Since $ai, bi, ci\in[1, 7]$, then if n=6 $\sum\limits_{i=1}^6 3(ai+bi+ci)\ge84-3*7=63$, however, once again $\sum\limits_{i=1}^6 ai+bi+ci=54$, so impossible. So maxn=5 for the set of {135, 243, 351, 414, 522}.

Once I wrote this out, I was wondering if there exists a simpler method of solving it. Could you please show me some alternative methods?

Answer 1

As you notice $ n \leq 7$. Now, let's assume we can take full advantage of n, meaning that all numbers from $1$ to $n$ appear in every position. Summing the numbers gives $9n$ as you said but also $3$ times the sum of natural numbers up to $n$. Therefore,

$ 3 \frac{n(n+1)}{2} = 9n \implies n = 5$

The set you gave as answer satisfies this property. Finally, since both $n = 6$ and $n = 7$ cannot be fully used, they can give a set of size at most $n - 1$. So we only have to check if we can have a set of size 6 with it's largest number being 7. 7 can only appear in $7 + 1 + 1$ using both 1's so 6 cannot appear. 5 can now only appear as $5 + 2 + 2$ using both 2's so 4 cannot appear. And we are done!

Answer 2

You can get a short certificate of optimality via linear programming duality. Let $$S=\{117,126,135,144,153,162,171,216,225,234,243,252,261,315,324,333,342,351,414,423,432, 441,513,522,531,612,621,711\}$$ be the set of numbers that satisfy properties 1 and 2. For $j \in S$, let binary decision variable $x_j$ indicate whether $j$ is selected. The problem is to maximize $\sum_{j\in S} x_j$ subject to linear constraints, with optimal dual multipliers in parentheses: \begin{align} x_{171} + x_{261} + x_{351} + x_{441} + x_{531} + x_{621} + x_{711} &\le 1 &&(4/8)\\ x_{162} + x_{252} + x_{342} + x_{432} + x_{522} + x_{612} &\le 1 &&(3/8)\\ x_{153} + x_{243} + x_{333} + x_{423} + x_{513} &\le 1 &&(2/8)\\ x_{144} + x_{234} + x_{324} + x_{414} &\le 1 &&(1/8)\\ x_{135} + x_{225} + x_{315} &\le 1 &&(0)\\ x_{126} + x_{216} &\le 1 &&(0)\\ x_{117} + x_{216} + x_{315} + x_{414} + x_{513} + x_{612} + x_{711} &\le 1 &&(5/8)\\ x_{126} + x_{225} + x_{324} + x_{423} + x_{522} + x_{621} &\le 1 &&(4/8)\\ x_{135} + x_{234} + x_{333} + x_{432} + x_{531} &\le 1 &&(3/8)\\ x_{144} + x_{243} + x_{342} + x_{441} &\le 1 &&(2/8)\\ x_{153} + x_{252} + x_{351} &\le 1 &&(1/8)\\ x_{162} + x_{261} &\le 1 &&(0)\\ x_{117} + x_{126} + x_{135} + x_{144} + x_{153} + x_{162} + x_{171} &\le 1 &&(5/8)\\ x_{216} + x_{225} + x_{234} + x_{243} + x_{252} + x_{261} &\le 1 &&(4/8)\\ x_{315} + x_{324} + x_{333} + x_{342} + x_{351} &\le 1 &&(3/8)\\ x_{414} + x_{423} + x_{432} + x_{441} &\le 1 &&(2/8)\\ x_{513} + x_{522} + x_{531} &\le 1 &&(1/8)\\ x_{612} + x_{621} &\le 1 &&(0)\\ \end{align} For example, the first constraint enforces that at most one number with a 1 in the units digit can be selected.

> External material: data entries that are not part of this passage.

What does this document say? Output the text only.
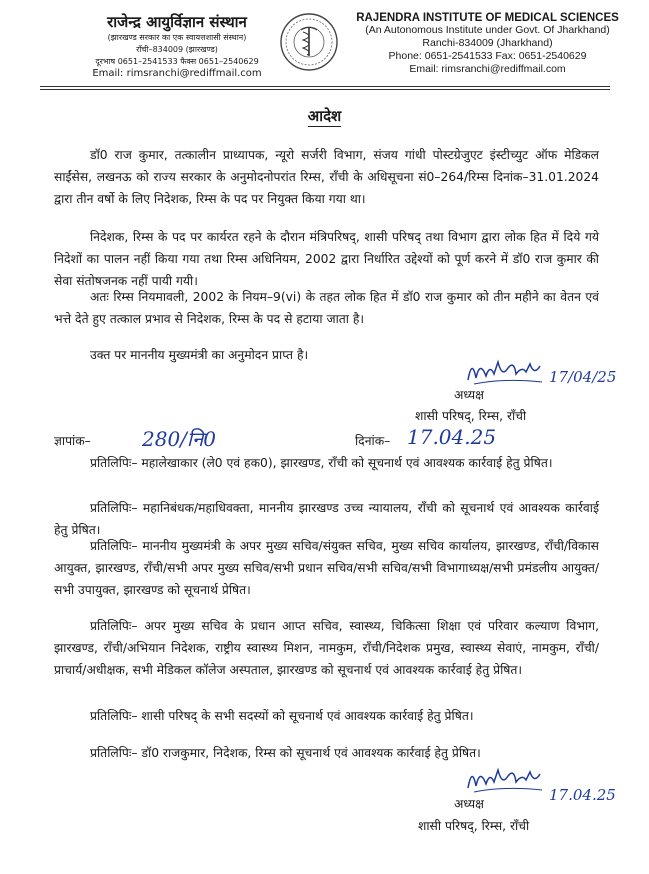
राजेन्द्र आयुर्विज्ञान संस्थान
(झारखण्ड सरकार का एक स्वायत्तशासी संस्थान)
राँची–834009 (झारखण्ड)
दूरभाष 0651–2541533 फैक्स 0651–2540629
Email: rimsranchi@rediffmail.com
RAJENDRA INSTITUTE OF MEDICAL SCIENCES
(An Autonomous Institute under Govt. Of Jharkhand)
Ranchi-834009 (Jharkhand)
Phone: 0651-2541533 Fax: 0651-2540629
Email: rimsranchi@rediffmail.com
आदेश
डॉ0 राज कुमार, तत्कालीन प्राध्यापक, न्यूरो सर्जरी विभाग, संजय गांधी पोस्टग्रेजुएट इंस्टीच्युट ऑफ मेडिकल साईंसेस, लखनऊ को राज्य सरकार के अनुमोदनोपरांत रिम्स, राँची के अधिसूचना सं0–264/रिम्स दिनांक–31.01.2024 द्वारा तीन वर्षो के लिए निदेशक, रिम्स के पद पर नियुक्त किया गया था।
निदेशक, रिम्स के पद पर कार्यरत रहने के दौरान मंत्रिपरिषद्, शासी परिषद् तथा विभाग द्वारा लोक हित में दिये गये निदेशों का पालन नहीं किया गया तथा रिम्स अधिनियम, 2002 द्वारा निर्धारित उद्देश्यों को पूर्ण करने में डॉ0 राज कुमार की सेवा संतोषजनक नहीं पायी गयी।
अतः रिम्स नियमावली, 2002 के नियम–9(vi) के तहत लोक हित में डॉ0 राज कुमार को तीन महीने का वेतन एवं भत्ते देते हुए तत्काल प्रभाव से निदेशक, रिम्स के पद से हटाया जाता है।
उक्त पर माननीय मुख्यमंत्री का अनुमोदन प्राप्त है।
17/04/25
अध्यक्ष
शासी परिषद्, रिम्स, राँची
ज्ञापांक–	280/नि0	दिनांक– 17.04.25
प्रतिलिपिः– महालेखाकार (ले0 एवं हक0), झारखण्ड, राँची को सूचनार्थ एवं आवश्यक कार्रवाई हेतु प्रेषित।
प्रतिलिपिः– महानिबंधक/महाधिवक्ता, माननीय झारखण्ड उच्च न्यायालय, राँची को सूचनार्थ एवं आवश्यक कार्रवाई हेतु प्रेषित।
प्रतिलिपिः– माननीय मुख्यमंत्री के अपर मुख्य सचिव/संयुक्त सचिव, मुख्य सचिव कार्यालय, झारखण्ड, राँची/विकास आयुक्त, झारखण्ड, राँची/सभी अपर मुख्य सचिव/सभी प्रधान सचिव/सभी सचिव/सभी विभागाध्यक्ष/सभी प्रमंडलीय आयुक्त/सभी उपायुक्त, झारखण्ड को सूचनार्थ प्रेषित।
प्रतिलिपिः– अपर मुख्य सचिव के प्रधान आप्त सचिव, स्वास्थ्य, चिकित्सा शिक्षा एवं परिवार कल्याण विभाग, झारखण्ड, राँची/अभियान निदेशक, राष्ट्रीय स्वास्थ्य मिशन, नामकुम, राँची/निदेशक प्रमुख, स्वास्थ्य सेवाएं, नामकुम, राँची/प्राचार्य/अधीक्षक, सभी मेडिकल कॉलेज अस्पताल, झारखण्ड को सूचनार्थ एवं आवश्यक कार्रवाई हेतु प्रेषित।
प्रतिलिपिः– शासी परिषद् के सभी सदस्यों को सूचनार्थ एवं आवश्यक कार्रवाई हेतु प्रेषित।
प्रतिलिपिः– डॉ0 राजकुमार, निदेशक, रिम्स को सूचनार्थ एवं आवश्यक कार्रवाई हेतु प्रेषित।
17.04.25
अध्यक्ष
शासी परिषद्, रिम्स, राँची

We also have optimal dual multipliers for the lower bounds $x_j \ge 0$ as follows: \begin{align} -x_{117} &\le 0 &&(2/8) \\ -x_{126} &\le 0 &&(1/8) \\ -x_{171} &\le 0 &&(1/8) \\ -x_{216} &\le 0 &&(1/8) \\ -x_{711} &\le 0 &&(1/8) \\ \end{align}

Adding up the inequalities with the corresponding dual multipliers shows that $\sum_{j \in S} x_j \le 5$.